HP will unveil extreme-performance computing systems for creating life-sized models of cars and aircraft parts.

Michael Kanellos Staff Writer, CNET News.com
Michael Kanellos is editor at large at CNET News.com, where he covers hardware, research and development, start-ups and the tech industry overseas.
Michael Kanellos
Hewlett-Packard today will unveil extreme-performance computing systems that will allow designers and engineers to create life-sized models of cars and aircraft parts.

One product consists of a workstation with three separate 3D graphics pipelines hooked to the same 10-foot by 3-foot high-resolution screen. Another links three workstations to the same-sized screen.

The HP Vizualize Center and the HP Vizualize Workgroup solutions are aimed at expanding HP's share in the most performance-intensive segments of the Unix workstation market, according to Barry Crume, product marketing manager in the Unix workstation division at HP.

These systems will allow for "immersive vizualization computing," Crume said.

Silicon Graphics has historically been the leader in this market. Last year, however, HP began to standardize the hardware components in an effort to lower prices and take market share, Crume said. For instance, the Vizualize systems being announced are derivatives of Vizualize workstations released last year.

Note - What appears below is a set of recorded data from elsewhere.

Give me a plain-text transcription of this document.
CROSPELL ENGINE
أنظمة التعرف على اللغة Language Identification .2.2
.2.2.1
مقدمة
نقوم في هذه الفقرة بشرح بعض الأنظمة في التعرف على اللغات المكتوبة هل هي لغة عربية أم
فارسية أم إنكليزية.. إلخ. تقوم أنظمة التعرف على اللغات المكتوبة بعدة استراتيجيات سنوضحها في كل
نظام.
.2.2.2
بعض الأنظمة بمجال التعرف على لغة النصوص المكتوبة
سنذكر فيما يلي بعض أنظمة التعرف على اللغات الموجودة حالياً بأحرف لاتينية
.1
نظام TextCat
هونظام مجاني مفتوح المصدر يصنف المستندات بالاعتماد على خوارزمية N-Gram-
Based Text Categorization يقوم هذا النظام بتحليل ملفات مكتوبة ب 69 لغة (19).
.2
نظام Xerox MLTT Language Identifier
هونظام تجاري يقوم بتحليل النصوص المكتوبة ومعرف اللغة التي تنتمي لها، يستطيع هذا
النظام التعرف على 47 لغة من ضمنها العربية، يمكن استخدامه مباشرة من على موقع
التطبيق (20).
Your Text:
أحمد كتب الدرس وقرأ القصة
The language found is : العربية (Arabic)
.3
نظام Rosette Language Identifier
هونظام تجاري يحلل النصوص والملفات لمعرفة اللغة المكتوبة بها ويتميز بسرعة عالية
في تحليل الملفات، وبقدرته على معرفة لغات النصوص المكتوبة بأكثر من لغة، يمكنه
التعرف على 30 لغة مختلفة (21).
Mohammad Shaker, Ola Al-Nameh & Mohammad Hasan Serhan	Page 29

Although less expensive than those of its competitors, the new HP systems are far from cheap. The less-expensive workgroup solution starts at $274,000. It comes with a single HP workstation, the Workgroup ViewStation monitor, 1GB of memory, and two 9GB disks. The three-workstation solution sells for $460,000.

Still, that is less than the equivalent system from SGI, which might sell for $1 million, according to Crume.

The market now consists of three to four machines per month, Crume said, but HP hopes to expand it.